Fifteen hours and 29 minutes after Neill’s lungs were removed from his body, Yeung finished sewing them into the recipient, her blood turning them a light pink.

Just eight hours after leaving the operating room, the recipient no longer required a ventilator to breathe. One month later, she was home, recovering. She continues to do well.

Yeung hopes this world first — the case report published in August 2020 in the American Journal of Transplantation — encourages other transplant programs to offer lung donation after medically assisted death at home.

Though it won’t yet be routine in Ontario — the multi-step protocol is complex, time-consuming to co-ordinate and depends on people living near major hospitals — Yeung says it makes a difference.

“Even if we get five lungs, that’s five lives saved,” he said. “Or what if it was 10 additional lungs a year? The more we push and open up opportunities for organ donation, the more lives we can save.”

Along with his lungs, Neill donated his skin, bones and eyes. Friends say he was incredibly proud to be a donor. So far, one other person has donated their lungs after a medically assisted death at home; Cypel says the pandemic has made it that much more difficult a procedure.

Neill was also proud his name would be attached to an annual award for Peel Regional Police’s 12 Division in Mississauga, the place he had worked for about 10 years. The first recipient of the Mike Neill Officer of the Year Award was Const.
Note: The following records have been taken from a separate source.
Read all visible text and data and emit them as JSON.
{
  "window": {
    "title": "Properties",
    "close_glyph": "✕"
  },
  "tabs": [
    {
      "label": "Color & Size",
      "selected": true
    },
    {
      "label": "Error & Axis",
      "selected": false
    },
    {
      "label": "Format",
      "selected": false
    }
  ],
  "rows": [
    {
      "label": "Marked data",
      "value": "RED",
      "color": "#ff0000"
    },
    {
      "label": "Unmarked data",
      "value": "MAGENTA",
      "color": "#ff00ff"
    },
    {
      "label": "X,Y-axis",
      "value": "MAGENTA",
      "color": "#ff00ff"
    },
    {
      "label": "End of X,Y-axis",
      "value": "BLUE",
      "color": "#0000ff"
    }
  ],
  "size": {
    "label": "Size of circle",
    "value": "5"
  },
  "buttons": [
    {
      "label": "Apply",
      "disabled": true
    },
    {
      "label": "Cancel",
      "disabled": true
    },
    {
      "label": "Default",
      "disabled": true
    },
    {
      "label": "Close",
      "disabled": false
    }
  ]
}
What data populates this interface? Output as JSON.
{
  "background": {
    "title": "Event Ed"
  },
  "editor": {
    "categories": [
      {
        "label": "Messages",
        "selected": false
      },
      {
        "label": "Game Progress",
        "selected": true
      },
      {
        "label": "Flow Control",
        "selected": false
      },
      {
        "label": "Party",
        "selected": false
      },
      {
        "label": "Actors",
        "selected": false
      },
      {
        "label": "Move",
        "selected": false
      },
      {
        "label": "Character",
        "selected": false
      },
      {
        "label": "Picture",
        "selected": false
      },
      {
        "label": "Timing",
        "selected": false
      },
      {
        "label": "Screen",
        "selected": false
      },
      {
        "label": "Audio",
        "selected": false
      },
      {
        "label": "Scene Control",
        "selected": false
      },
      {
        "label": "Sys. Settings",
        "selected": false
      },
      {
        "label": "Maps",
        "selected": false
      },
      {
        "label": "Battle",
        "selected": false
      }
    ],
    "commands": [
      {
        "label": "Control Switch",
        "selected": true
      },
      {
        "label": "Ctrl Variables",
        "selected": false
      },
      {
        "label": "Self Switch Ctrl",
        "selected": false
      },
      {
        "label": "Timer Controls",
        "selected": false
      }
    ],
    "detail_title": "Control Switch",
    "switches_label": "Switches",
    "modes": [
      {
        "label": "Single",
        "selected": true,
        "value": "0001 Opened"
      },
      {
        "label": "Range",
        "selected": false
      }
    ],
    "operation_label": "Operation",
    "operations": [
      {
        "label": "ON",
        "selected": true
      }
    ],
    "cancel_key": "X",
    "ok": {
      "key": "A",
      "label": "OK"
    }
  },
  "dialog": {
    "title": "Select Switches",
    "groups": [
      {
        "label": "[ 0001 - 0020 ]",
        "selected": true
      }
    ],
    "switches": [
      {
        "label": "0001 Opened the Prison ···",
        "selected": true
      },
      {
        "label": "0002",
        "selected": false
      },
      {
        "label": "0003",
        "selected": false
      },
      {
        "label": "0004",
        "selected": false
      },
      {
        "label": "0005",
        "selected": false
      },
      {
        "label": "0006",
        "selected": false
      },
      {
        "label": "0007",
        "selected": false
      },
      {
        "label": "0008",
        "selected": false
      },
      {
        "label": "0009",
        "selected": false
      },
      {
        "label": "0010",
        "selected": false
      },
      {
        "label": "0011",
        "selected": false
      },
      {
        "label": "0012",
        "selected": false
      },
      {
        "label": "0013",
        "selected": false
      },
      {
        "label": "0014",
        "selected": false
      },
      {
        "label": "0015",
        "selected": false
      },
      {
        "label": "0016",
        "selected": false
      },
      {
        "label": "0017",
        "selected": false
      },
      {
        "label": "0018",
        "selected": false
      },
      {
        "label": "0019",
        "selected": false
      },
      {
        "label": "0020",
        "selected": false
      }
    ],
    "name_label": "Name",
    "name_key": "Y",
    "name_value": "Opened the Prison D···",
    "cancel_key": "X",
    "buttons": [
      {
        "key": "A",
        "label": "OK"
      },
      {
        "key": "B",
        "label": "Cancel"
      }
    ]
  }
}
Hank Crawly, the man who organized Neill’s honour guard.

Beyond opening the door to further donations, the case has had an effect on the doctors and medical leaders involved, some of whom were moved to tears talking about Neill.

“We do lots of things in medicine that preserve life,” said Preyra, who stood in silence by Neill’s body in the Burlington operating room. “We do it all the time, every day. Very rarely do we get a chance to celebrate life.”